For PPA patients Fig. 4C shows correlation maps between ERD responses in the main analysis window (8–30 Hz, 0.4–1 s) and accuracy on semantic anomalies. For participants with PPA, 8–30 Hz ERD in the right posterior middle and superior temporal gyri (BA 21 and 22), inferior temporal (BA 20), fusiform (BA 37), and lingual gyri (BA 18) was predictive of higher accuracy on the semantic anomalies. Better performance accuracy was also associated with 8–30 Hz ERD in the bilateral middle and inferior occipital cortex (BA 18/19), primary visual cortex (BA 17), and cerebellum. There were no significant correlations between 8-30 Hz ERD (0.4–1 s) and accuracy on syntactic anomalies for PPA patients.
3.5. MEG 8–30 Hz ERD correlations with language measure derived from PCA
As described in the methods section, PCA analysis revealed two components that accounted for most of the variance in the neuropsychological scores across the cohort. Language measures loaded on the first component and tests of memory and visuo-spatial abilities loaded on the second component (see Table 2).
Fig. 4G and H shows the results of correlational analysis examining relationships between the overall language performance measure derived from PCA and 8–30 Hz ERD responses for PPA patients. Because the language component differentiated PPA patients from controls, whereas there was no significant difference between groups on the memory and visuo-spatial component, only scores for language component were included in the correlation analysis. We performed voxel-wise rank-order correlations (Spearman's Rho) across patients between the factor scores derived for the language component and ERD in the 8–30 Hz range. As with correlations with task accuracy, because ERD is a negative quantity, negative correlations reflect that greater 8–30 Hz ERD corresponds to better language performance.
For participants with PPA, there was no significant correlation between event-related power in the 8–30 Hz frequency range for semantic anomalies and factor scores on the language component (Fig. 4G). For syntactic anomalies, event-related power in the 8–30 Hz frequency range was significantly correlated with the language component in the right superior and inferior portions of parietal lobule, including precuneus (BA 7) and supramarginal gyrus (BA 40). These effects extended into the posterior cingulate gyrus (BA 31). Areas of significant correlation were also found in the right fusiform (BA 37) and middle temporal gyrus (BA 22/21). In the left hemisphere, a cluster of significant correlation was observed in the posterior superior temporal gyrus (BA 22), and extended into the left cingulate gyrus (BA 31) (Fig. 4H). There were no significant correlations for the age-matched control group.
3.6. Latency of 8–30 Hz responses
Visual inspection of the oscillatory power time-courses suggested that responses were delayed in PPA patients compared to the age-matched controls.
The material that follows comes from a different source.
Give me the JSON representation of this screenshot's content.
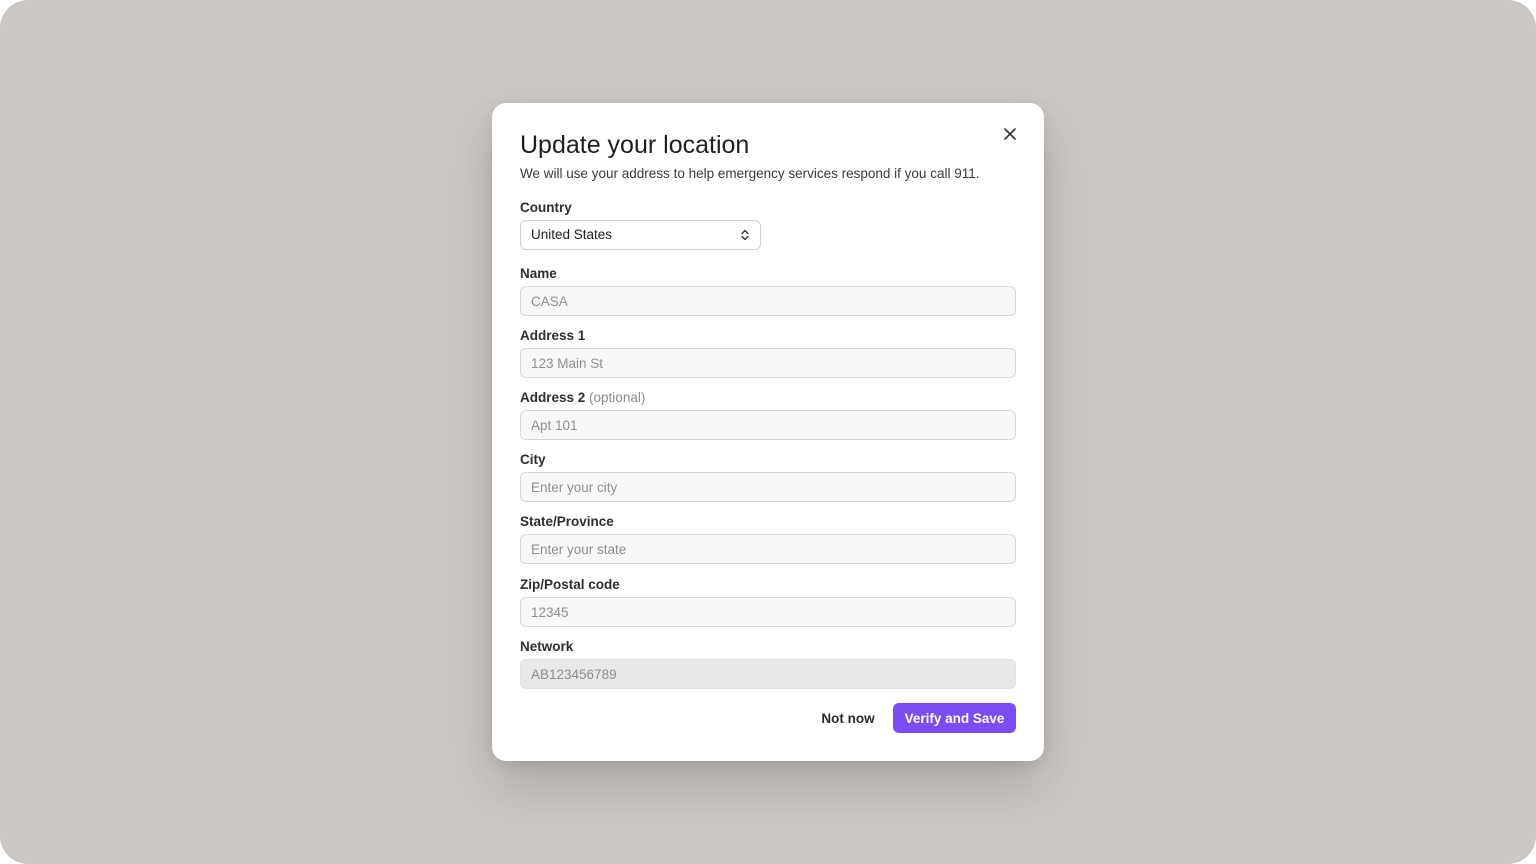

To investigate these group differences in latency quantitatively, we computed peak latencies of 8–30 Hz ERD from time-courses of two virtual channels in the left hemisphere, the inferior parietal lobule (MNI coordinates: x = −42, y = −51, z = 50) and the inferior frontal gyrus (x = −46, y = 25, z = 18), from 100 to 2500 ms post-stimulus onset. This was done for each participant, separately for correct words and semantic and syntactic anomalies. The differences in peak latencies for PPA patients and age matched controls were investigated using one-way ANOVAs.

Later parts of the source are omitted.